为什么我的 x 轴刻度在 plotly 图中没有正确排序
why does my x axis ticks are not sorted properly in plotly graph
我正在尝试绘制几周内的销售趋势。但是在 x 轴上,刻度的排序顺序不正确,这让我的图表看起来很奇怪。
图表:
如你所见,圈出的周,需要在起点或轴中进来。为什么即使我对数据框中的日期进行了排序,也会这样?
Pandas代码:
basic_df = filterDataFrameByDate(df,start_date,end_date)

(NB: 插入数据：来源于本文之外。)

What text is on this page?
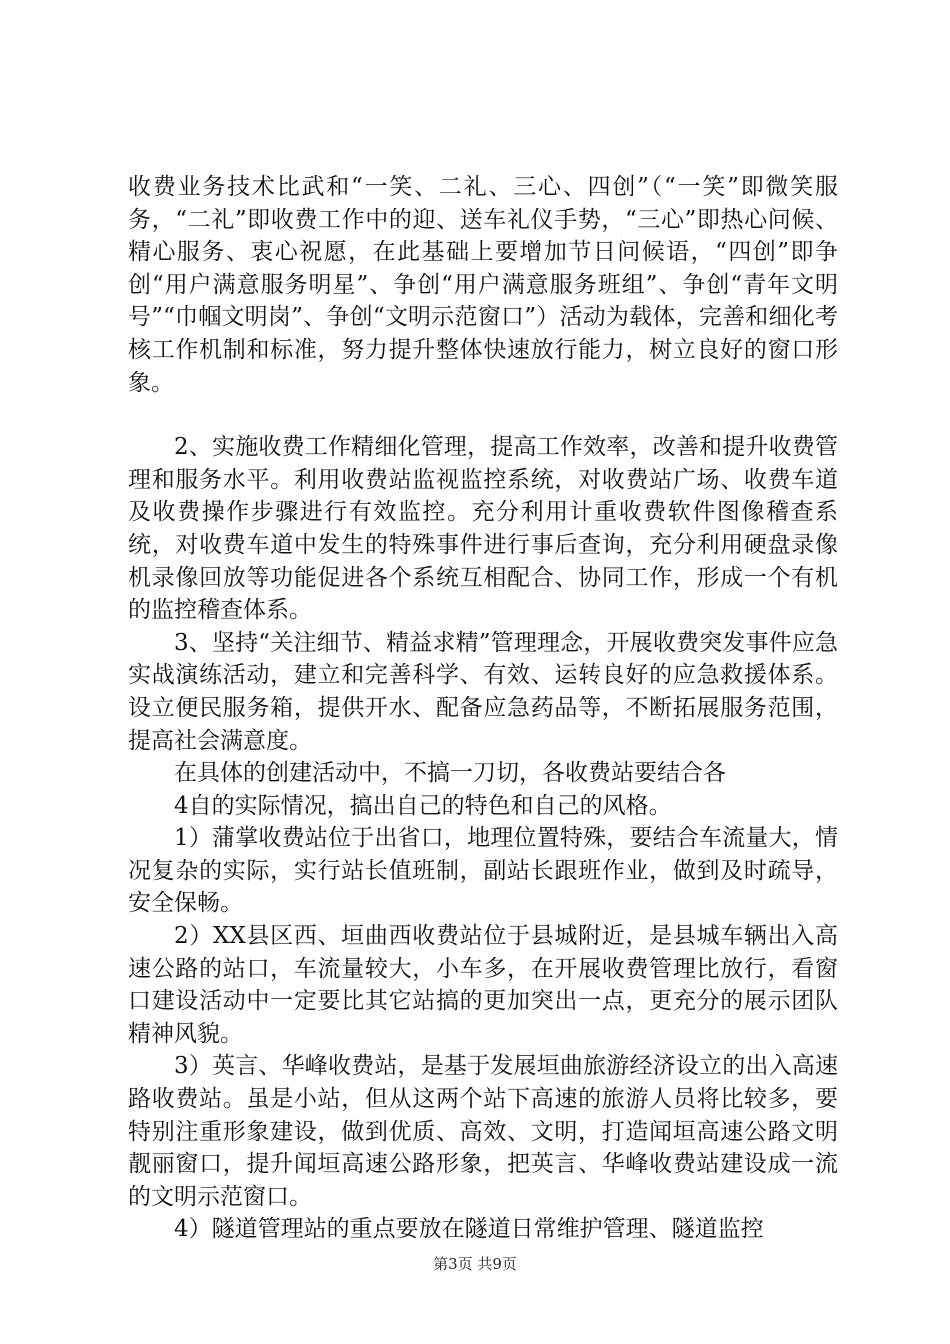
收费业务技术比武和“一笑、二礼、三心、四创”（“一笑”即微笑服务，“二礼”即收费工作中的迎、送车礼仪手势，“三心”即热心问候、精心服务、衷心祝愿，在此基础上要增加节日问候语，“四创”即争创“用户满意服务明星”、争创“用户满意服务班组”、争创“青年文明号”“巾帼文明岗”、争创“文明示范窗口”）活动为载体，完善和细化考核工作机制和标准，努力提升整体快速放行能力，树立良好的窗口形象。

2、实施收费工作精细化管理，提高工作效率，改善和提升收费管理和服务水平。利用收费站监视监控系统，对收费站广场、收费车道及收费操作步骤进行有效监控。充分利用计重收费软件图像稽查系统，对收费车道中发生的特殊事件进行事后查询，充分利用硬盘录像机录像回放等功能促进各个系统互相配合、协同工作，形成一个有机的监控稽查体系。

3、坚持“关注细节、精益求精”管理理念，开展收费突发事件应急实战演练活动，建立和完善科学、有效、运转良好的应急救援体系。设立便民服务箱，提供开水、配备应急药品等，不断拓展服务范围，提高社会满意度。

在具体的创建活动中，不搞一刀切，各收费站要结合各

4自的实际情况，搞出自己的特色和自己的风格。

1）蒲掌收费站位于出省口，地理位置特殊，要结合车流量大，情况复杂的实际，实行站长值班制，副站长跟班作业，做到及时疏导，安全保畅。

2）XX县区西、垣曲西收费站位于县城附近，是县城车辆出入高速公路的站口，车流量较大，小车多，在开展收费管理比放行，看窗口建设活动中一定要比其它站搞的更加突出一点，更充分的展示团队精神风貌。

3）英言、华峰收费站，是基于发展垣曲旅游经济设立的出入高速路收费站。虽是小站，但从这两个站下高速的旅游人员将比较多，要特别注重形象建设，做到优质、高效、文明，打造闻垣高速公路文明靓丽窗口，提升闻垣高速公路形象，把英言、华峰收费站建设成一流的文明示范窗口。

4）隧道管理站的重点要放在隧道日常维护管理、隧道监控

第3页 共9页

df = basic_df.groupby(['S2PName',basic_df['S2BillDate'].dt.to_period(flag)], sort=False)['S2PGTotal'].agg([('totSale','sum'),('count','size')]).reset_index()
df.sort_values('S2BillDate',inplace=True)

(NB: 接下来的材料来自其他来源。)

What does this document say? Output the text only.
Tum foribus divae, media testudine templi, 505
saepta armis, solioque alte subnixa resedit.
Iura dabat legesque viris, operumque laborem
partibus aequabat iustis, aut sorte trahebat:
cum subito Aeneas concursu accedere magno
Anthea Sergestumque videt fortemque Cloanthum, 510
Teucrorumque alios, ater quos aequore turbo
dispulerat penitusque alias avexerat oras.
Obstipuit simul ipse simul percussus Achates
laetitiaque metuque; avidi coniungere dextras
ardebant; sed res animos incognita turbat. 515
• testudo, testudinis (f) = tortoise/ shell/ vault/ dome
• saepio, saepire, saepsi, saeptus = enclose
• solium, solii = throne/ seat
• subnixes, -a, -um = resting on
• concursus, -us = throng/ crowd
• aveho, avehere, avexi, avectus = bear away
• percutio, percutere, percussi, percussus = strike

df['S2BillDate'] = df['S2BillDate'].astype('str')
我还注意到的另一件事是,当我从图例中删除 select 'Samosa' 时,刻度线排列正确。
截图:
有人可以帮我解决这个问题吗?
Pandas 代码和数据:
代码:
print(df['S2BillDate'].unique())
OP :
<PeriodArray>
['2020-02-03/2020-02-09', '2020-02-10/2020-02-16', '2020-02-17/2020-02-23',
'2020-02-24/2020-03-01']
Length: 4, dtype: period[W-SUN]
代码:
df = basic_df.groupby(['S2PName',basic_df['S2BillDate'].dt.to_period(flag)], sort=False)['S2PGTotal'].agg([('totSale','sum'),('count','size')]).reset_index()
OP :
[537 rows x 4 columns]
S2PName S2BillDate totSale count
0 SAMOSA 2020-02-10/2020-02-16 4057.89 228
1 COFFEE 2020-02-10/2020-02-16 10567.21 582
2 TEA 2020-02-10/2020-02-16 6808.92 445
3 POORI 2020-02-10/2020-02-16 7556.77 179
4 PONGAL 2020-02-10/2020-02-16 4758.97 122
.. ... ... ... ...
411 PEPPER CHICKEN 2020-02-24/2020-03-01 90.00 1
412 SEZWAN CHICKEN FRIED NOODLES 2020-02-24/2020-03-01 199.50 2
413 SEZWAN VEG FRIED RICE 2020-02-24/2020-03-01 69.83 1
414 SEZWAN EGG FRIED RICE 2020-02-24/2020-03-01 89.78 1
415 EGG MASALA 2020-02-24/2020-03-01 50.04 1
我可以重现你的问题。我正在使用 plotly.express
但它与 plotly.graph_objs
的工作方式相同
数据
import pandas as pd
import plotly.express as px
df = pd.DataFrame({"SPName":["SAMOSA"]*3+ ["COFFEE"]*4,
"S2BillDate":["2020-02-10/2020-02-16",
"2020-02-17/2020-02-23",
"2020-02-24/2020-03-01",
"2020-02-24/2020-03-01",
"2020-02-17/2020-02-23",
"2020-02-10/2020-02-16",
"2020-02-03/2020-02-09"],
"totSale":[4000, 4500, 5000, 10_000, 12_000, 10_000, 2000]})
这个产品
fig = px.line(df, x="S2BillDate", y="totSale", color="SPName")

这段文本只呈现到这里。